"Healthy soul, wasn't she?" commiserated Johnny. "But why Gresham?"
"The bug for family. Aunt Gertrude's father didn't make his tobacco-trust money fast enough for her to marry Gresham's father, who would have been a lord if everybody in England had died. Constance is to bring aristocracy into the family now."
"Tell her to tear up that million. I'll get her another one," offered Johnny easily.
"You'll need some repairs before you start," she suggested. "They tell me you're down and out."
"Tell them to guess again!" he indignantly retorted. "I own all the to-morrows in the world. There's money in every one of them."
"I've got an awful big bank-account that needs exercise," she offered. "Now, look here, Johnny, don't yell like I'd hit you with a brick. You told me to help myself once when I needed it, and I did. You ought to let me get even. All right, then; be stingy! Where's Sammy?" She had been feeling in both sleeves with a trace of annoyance, and now she turned to discover Sammy a few paces back, idly watching a policeman putting an inebriated man off the track. "Sammy!" she called him sharply.
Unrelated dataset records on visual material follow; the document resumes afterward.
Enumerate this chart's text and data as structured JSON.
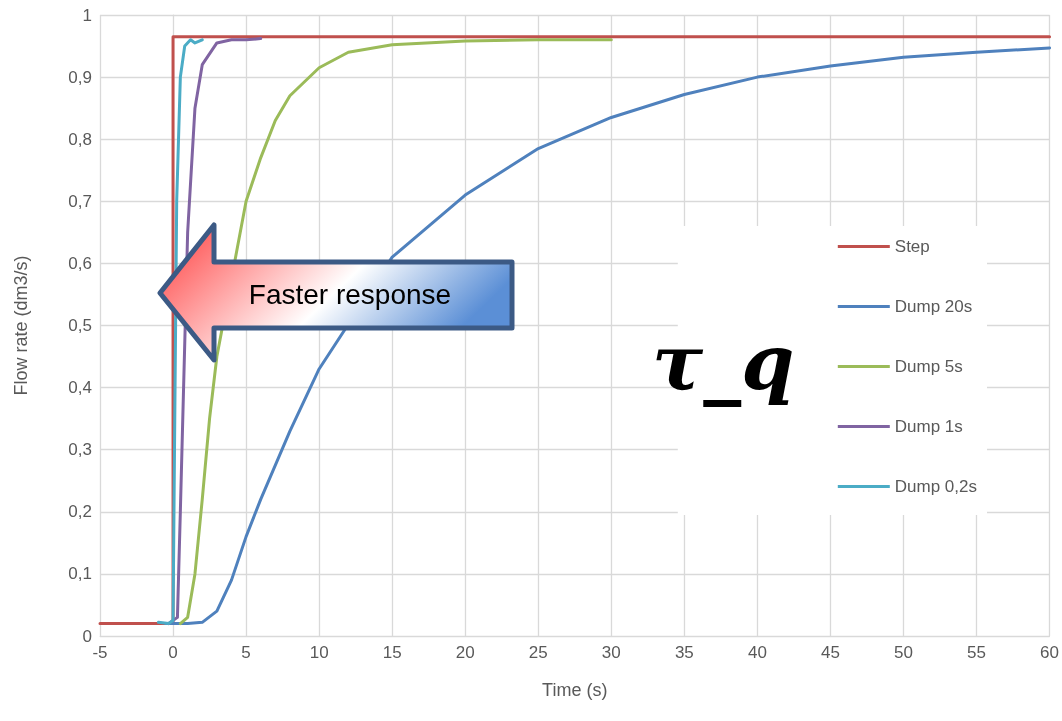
{
  "chart_data": {
    "type": "line",
    "xlabel": "Time (s)",
    "ylabel": "Flow rate (dm3/s)",
    "xlim": [
      -5,
      60
    ],
    "xticks": [
      -5,
      0,
      5,
      10,
      15,
      20,
      25,
      30,
      35,
      40,
      45,
      50,
      55,
      60
    ],
    "ylim": [
      0,
      1
    ],
    "yticks": [
      0,
      {
        "value": 0.1,
        "label": "0,1"
      },
      {
        "value": 0.2,
        "label": "0,2"
      },
      {
        "value": 0.3,
        "label": "0,3"
      },
      {
        "value": 0.4,
        "label": "0,4"
      },
      {
        "value": 0.5,
        "label": "0,5"
      },
      {
        "value": 0.6,
        "label": "0,6"
      },
      {
        "value": 0.7,
        "label": "0,7"
      },
      {
        "value": 0.8,
        "label": "0,8"
      },
      {
        "value": 0.9,
        "label": "0,9"
      },
      1
    ],
    "grid": true,
    "legend": "right",
    "marker": "none",
    "line_style": "solid",
    "annotations": [
      "Faster response",
      "τ_q"
    ],
    "series": [
      {
        "name": "Step",
        "color": "#c0504d",
        "x": [
          -5,
          0,
          0,
          60
        ],
        "values": [
          0.02,
          0.02,
          0.965,
          0.965
        ]
      },
      {
        "name": "Dump 20s",
        "color": "#4f81bd",
        "x": [
          -0.5,
          0,
          1,
          2,
          3,
          4,
          5,
          6,
          8,
          10,
          15,
          20,
          25,
          30,
          35,
          40,
          45,
          50,
          55,
          60
        ],
        "values": [
          0.02,
          0.02,
          0.02,
          0.022,
          0.04,
          0.09,
          0.16,
          0.22,
          0.33,
          0.43,
          0.61,
          0.71,
          0.785,
          0.835,
          0.872,
          0.9,
          0.918,
          0.932,
          0.94,
          0.947
        ]
      },
      {
        "name": "Dump 5s",
        "color": "#9bbb59",
        "x": [
          0.5,
          1,
          1.5,
          2,
          2.5,
          3,
          5,
          6,
          7,
          8,
          10,
          12,
          15,
          20,
          25,
          30
        ],
        "values": [
          0.02,
          0.03,
          0.1,
          0.22,
          0.35,
          0.45,
          0.7,
          0.77,
          0.83,
          0.87,
          0.915,
          0.94,
          0.952,
          0.958,
          0.96,
          0.96
        ]
      },
      {
        "name": "Dump 1s",
        "color": "#8064a2",
        "x": [
          -0.3,
          0.3,
          0.5,
          1,
          1.5,
          2,
          3,
          4,
          5,
          6
        ],
        "values": [
          0.02,
          0.03,
          0.2,
          0.65,
          0.85,
          0.92,
          0.955,
          0.96,
          0.96,
          0.962
        ]
      },
      {
        "name": "Dump 0,2s",
        "color": "#4bacc6",
        "x": [
          -1,
          -0.3,
          0,
          0.1,
          0.25,
          0.5,
          0.8,
          1.2,
          1.5,
          2
        ],
        "values": [
          0.022,
          0.02,
          0.025,
          0.3,
          0.7,
          0.9,
          0.95,
          0.96,
          0.955,
          0.96
        ]
      }
    ]
  }
}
He came, running and frightened. "I've lost my handkerchief," she informed him. "Go get it." Sammy smiled gratefully and was gone.
"Where did you find it?" asked Johnny, indicating the departing messenger. "Follow you home one cold night, or did a friend give it to you?"
"Oh, no," she said carelessly; "it just sticks around. I can't get rid of it, so I've trained it to be handy when I need it."
She fastened upon Colonel Mason just as the horses came to the post, and she was supplying him with a check blank just as they got away from the barrier. Gamble turned to the track and distinguished his long shot off in the lead. He smiled grimly at that irony, for he had seen long-shot horses raise false hopes before. Mildly interested, he watched Angora reach the quarter pole, still in the lead. Rather incredulously, he saw her still in the lead at the half. He was eager about it when she rounded the three-quarters with nothing but daylight before her; and as she came down the stretch, with Nautchautauk reaching out for her flanks, he stuck the ash-end of his cigar in his mouth and did not see the finish. He knew, by the colossal groan from the grandstand, however, that Angora had beaten the favorite; and, though he was not in the least excited, he felt through all his pockets for his tickets, forgetting that he had taken them out at the beginning of the race and still held them in his hand; also, he forgot completely that he was supposed to be escorting Polly, and immediately sauntered down to the betting shed—to collect the largest five thousand and one hundred dollars in captivity.